Marketing Dilema: Flipkart Vs D Mart, an analysis
The question that bothers most businesses and startups: What is an ideal marketing campaign for a business and how do we arrive at that?
Here we analyse the answer through two simple and known cases, Flipkart and D Mart, simply because of their starkly different approach to their marketing.
Do you know that an average Indian startup in the e commerce sector like Flipkart, spends about INR 600-700 crores on Advertising every year, which is more than 50% of their annual turnovers too and much higher than their profit share?
On the other hand, we’ve D Mart’s marketing budget is highly negligible when compared to today’s ‘new age’ companies.
Customer Retention Vs Customer Acquisition
E commerce giants like Flipkart or Snapdeal have an average Customer Acquisition Cost of about INR 1100, despite the fact that an average purchase rate per customer is only about INR 900- INR 1000.
Comparatively, D Mart’s average CAC is just about INR 100 while the average purchase amount falls in the range of INR 500 – 1000. While both the companies fight it out in their highly competitive market, why do their CACs vary so much?
The reason is simple. While Flipkart has concentrated on Customer Acquisition, offering huge one time or festive discounts to tempt a person to make a purchase, D Mart has concentrated on Customer Retention, by offering quality products at a cheaper price than anyone else in the competition consistently.
Essentially, a D Mart customer more often than not sticks to the brand and even gets his near ones to a D Mart store through word of mouth. This seldom happens with Flipkart, where a customer simply makes a choice on the basis of pricing and discounts.
This brings us to our first important rule of Marketing:
A long term successful Marketing Campaign gives more importance to customer retention than to customer acquisition.
It’s important to keep in mind the future of the company while designing a marketing campaign and not just concentrate on increasing the present sales.
Realise that marketing is only to let people know about you. If you have to keep spending money to retain your customers, something’s definitely wrong.
The amounts spent by e commerce companies during festivities, on advertising and then on huge discounts is massive. On the other hand, D Mart only advertises initially in any city to gain visibility. A few print Ads and they are done. Their own customers get them the flow they need.
D Mart’s marketing expenditure over time is a downward curve while their sales is an increasing curve, while in the case of Flipkart, it’s a wave. This means every time Flipkart cuts it’s expenditures, by either not advertising or not offering discounts, it’s sales decrease.

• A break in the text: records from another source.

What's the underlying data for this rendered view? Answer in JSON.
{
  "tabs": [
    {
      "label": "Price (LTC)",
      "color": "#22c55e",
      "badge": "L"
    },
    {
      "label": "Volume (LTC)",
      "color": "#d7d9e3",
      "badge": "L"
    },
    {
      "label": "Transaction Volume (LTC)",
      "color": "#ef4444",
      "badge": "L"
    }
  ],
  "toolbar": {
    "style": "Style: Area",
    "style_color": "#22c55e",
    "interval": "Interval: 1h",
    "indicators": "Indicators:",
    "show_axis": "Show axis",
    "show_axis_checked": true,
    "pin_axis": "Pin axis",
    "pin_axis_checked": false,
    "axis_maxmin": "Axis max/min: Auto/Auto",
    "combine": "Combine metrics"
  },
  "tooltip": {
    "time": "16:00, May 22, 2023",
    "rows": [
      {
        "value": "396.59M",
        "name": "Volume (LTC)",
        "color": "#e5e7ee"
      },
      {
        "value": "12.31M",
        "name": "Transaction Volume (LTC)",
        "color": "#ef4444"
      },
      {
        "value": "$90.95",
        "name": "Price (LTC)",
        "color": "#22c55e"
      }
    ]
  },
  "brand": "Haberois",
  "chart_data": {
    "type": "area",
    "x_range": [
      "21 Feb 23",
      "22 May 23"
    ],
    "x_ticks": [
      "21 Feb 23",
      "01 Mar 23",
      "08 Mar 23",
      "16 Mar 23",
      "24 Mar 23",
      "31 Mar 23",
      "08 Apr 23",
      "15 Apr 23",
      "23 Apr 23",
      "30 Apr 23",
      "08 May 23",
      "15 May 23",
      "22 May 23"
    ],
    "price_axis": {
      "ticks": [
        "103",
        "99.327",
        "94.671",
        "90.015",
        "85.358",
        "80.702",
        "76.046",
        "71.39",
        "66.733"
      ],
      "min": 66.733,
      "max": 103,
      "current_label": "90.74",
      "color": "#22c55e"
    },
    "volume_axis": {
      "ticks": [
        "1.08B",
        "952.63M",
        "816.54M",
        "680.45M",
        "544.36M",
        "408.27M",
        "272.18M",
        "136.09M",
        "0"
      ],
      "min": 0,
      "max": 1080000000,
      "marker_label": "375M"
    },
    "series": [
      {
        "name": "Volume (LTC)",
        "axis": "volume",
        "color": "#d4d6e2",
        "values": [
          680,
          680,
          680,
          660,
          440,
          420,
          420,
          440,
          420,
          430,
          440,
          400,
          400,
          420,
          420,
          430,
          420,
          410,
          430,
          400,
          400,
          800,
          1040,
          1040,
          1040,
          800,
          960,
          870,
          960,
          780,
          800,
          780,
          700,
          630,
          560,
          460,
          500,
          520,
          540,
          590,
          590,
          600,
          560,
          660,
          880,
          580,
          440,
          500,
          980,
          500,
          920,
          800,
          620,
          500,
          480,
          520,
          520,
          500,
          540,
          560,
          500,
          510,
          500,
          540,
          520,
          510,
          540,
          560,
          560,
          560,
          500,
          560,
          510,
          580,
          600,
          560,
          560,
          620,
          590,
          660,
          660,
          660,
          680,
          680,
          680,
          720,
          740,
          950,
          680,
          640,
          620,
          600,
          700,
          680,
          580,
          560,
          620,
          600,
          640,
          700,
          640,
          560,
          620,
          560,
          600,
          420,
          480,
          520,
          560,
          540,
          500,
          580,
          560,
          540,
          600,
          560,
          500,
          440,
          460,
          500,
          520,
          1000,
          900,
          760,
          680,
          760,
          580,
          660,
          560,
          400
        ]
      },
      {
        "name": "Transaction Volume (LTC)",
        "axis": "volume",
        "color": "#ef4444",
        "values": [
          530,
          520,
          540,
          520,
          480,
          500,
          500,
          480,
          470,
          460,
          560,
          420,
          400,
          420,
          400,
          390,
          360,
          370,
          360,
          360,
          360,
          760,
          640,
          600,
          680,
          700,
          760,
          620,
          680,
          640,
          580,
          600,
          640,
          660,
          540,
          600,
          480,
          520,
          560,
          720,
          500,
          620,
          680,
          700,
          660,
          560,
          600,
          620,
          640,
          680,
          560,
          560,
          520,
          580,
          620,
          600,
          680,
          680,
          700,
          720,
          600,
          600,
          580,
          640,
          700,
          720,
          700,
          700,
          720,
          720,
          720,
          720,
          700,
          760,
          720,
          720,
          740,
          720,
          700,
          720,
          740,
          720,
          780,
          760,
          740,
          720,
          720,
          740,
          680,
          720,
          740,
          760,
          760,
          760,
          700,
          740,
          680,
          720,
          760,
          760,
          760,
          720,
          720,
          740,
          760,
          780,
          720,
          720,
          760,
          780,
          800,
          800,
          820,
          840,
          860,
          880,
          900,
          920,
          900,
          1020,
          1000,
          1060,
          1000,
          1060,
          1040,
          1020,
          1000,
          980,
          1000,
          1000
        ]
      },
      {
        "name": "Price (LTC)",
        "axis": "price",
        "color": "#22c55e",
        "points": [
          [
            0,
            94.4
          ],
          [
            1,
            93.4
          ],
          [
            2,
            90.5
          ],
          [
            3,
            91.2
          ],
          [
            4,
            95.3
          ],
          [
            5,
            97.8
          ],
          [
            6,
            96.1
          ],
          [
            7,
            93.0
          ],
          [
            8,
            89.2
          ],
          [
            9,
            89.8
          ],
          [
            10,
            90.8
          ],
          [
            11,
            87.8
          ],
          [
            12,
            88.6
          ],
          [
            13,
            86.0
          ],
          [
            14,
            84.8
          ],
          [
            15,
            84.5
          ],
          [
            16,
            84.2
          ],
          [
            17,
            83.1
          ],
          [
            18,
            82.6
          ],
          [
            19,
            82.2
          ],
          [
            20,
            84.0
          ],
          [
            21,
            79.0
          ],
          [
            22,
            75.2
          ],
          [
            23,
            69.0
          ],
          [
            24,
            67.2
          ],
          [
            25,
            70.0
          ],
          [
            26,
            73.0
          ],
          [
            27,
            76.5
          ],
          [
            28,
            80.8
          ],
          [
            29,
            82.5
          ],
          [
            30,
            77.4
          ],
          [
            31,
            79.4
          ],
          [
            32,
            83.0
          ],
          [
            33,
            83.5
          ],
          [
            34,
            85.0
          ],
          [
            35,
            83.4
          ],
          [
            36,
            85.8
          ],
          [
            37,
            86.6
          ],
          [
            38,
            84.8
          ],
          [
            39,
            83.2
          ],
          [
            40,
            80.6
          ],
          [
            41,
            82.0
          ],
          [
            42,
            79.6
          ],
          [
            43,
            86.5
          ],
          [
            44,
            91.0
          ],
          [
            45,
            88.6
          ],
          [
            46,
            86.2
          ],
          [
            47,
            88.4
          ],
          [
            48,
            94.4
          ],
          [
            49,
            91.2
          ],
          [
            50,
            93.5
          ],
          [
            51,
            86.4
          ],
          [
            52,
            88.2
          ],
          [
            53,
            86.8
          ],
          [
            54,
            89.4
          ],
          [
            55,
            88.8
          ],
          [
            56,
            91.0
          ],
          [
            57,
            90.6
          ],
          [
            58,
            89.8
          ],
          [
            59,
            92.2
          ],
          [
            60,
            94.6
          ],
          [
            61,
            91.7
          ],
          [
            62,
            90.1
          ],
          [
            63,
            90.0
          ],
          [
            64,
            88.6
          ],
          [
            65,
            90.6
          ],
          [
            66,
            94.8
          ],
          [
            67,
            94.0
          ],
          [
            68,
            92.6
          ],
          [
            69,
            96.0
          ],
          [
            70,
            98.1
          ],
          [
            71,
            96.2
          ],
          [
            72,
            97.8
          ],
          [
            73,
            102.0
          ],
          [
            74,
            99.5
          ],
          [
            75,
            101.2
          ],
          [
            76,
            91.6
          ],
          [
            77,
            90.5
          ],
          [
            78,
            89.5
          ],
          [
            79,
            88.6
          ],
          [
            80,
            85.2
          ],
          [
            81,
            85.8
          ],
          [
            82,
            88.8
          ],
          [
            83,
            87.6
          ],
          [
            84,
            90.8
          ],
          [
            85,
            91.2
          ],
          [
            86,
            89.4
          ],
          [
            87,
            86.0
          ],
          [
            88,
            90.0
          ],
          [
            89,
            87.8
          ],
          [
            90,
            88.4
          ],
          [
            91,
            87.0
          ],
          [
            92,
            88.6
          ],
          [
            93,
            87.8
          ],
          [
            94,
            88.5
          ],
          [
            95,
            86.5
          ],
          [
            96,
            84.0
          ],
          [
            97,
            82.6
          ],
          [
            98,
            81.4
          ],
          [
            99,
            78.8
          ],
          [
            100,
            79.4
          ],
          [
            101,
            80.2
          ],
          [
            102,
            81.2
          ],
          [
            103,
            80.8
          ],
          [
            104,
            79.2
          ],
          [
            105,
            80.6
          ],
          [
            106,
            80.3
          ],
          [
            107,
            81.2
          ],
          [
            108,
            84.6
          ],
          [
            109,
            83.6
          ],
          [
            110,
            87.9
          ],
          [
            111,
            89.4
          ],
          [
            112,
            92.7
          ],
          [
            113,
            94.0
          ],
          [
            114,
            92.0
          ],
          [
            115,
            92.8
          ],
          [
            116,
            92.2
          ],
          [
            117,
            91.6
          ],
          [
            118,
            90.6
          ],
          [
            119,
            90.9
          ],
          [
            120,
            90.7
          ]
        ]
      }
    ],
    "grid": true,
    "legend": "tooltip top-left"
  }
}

This discussion brings us to another important rule coined by us for Marketing:
Your Marketing Strategy should be such that over time, your expenditure decreases while sales increase, for smooth and gradual scalability.
To sum it all up, the need of the hour for any business is a holistic approach towards marketing where we take into consideration all parts of the business while designing your promotional campaign, from the procurement of raw material to the distribution to the final sales.
The best example would be D Mart itself. As seen above, D Mart only spends on advertising in the initial phase to gain initial visibility.
The study of their approach begins with the products on sale in D Mart. Clearly, D Mart has stayed away from electronics or jewellery product and has stuck to food and grocery products that are consumed on a daily basis by the consumer. It doesn’t even sell a private label product, which would have given them higher margins, but pose more inventory problems than necessary.
Our next focus is on consumer capacity and demographics. 75% of it’s stores have been opened in existing states and markets, clearly not experimenting with it’s customers.
D Mart then concentrates more on the volume of it’s sales, putting up huge stores and buying the products in bulk, at a much cheaper price than anyone else. It then sells it to the customer at a marginally lesser price than MRP, which is loved by the consumer.
At each step from procurement to sales, they have planned up everything carefully to pull in the customer, a completely holistic approach.
If you look closely, it’s all marketing in the end.
How has it paid off? Well, while buzz is so strong around India’s e-commerce industry and companies like Flipkart, the best-performing IPO in recent corporate history is a brick-and-mortar supermarket.
The Best Marketing Doesn’t Feel Like Marketing.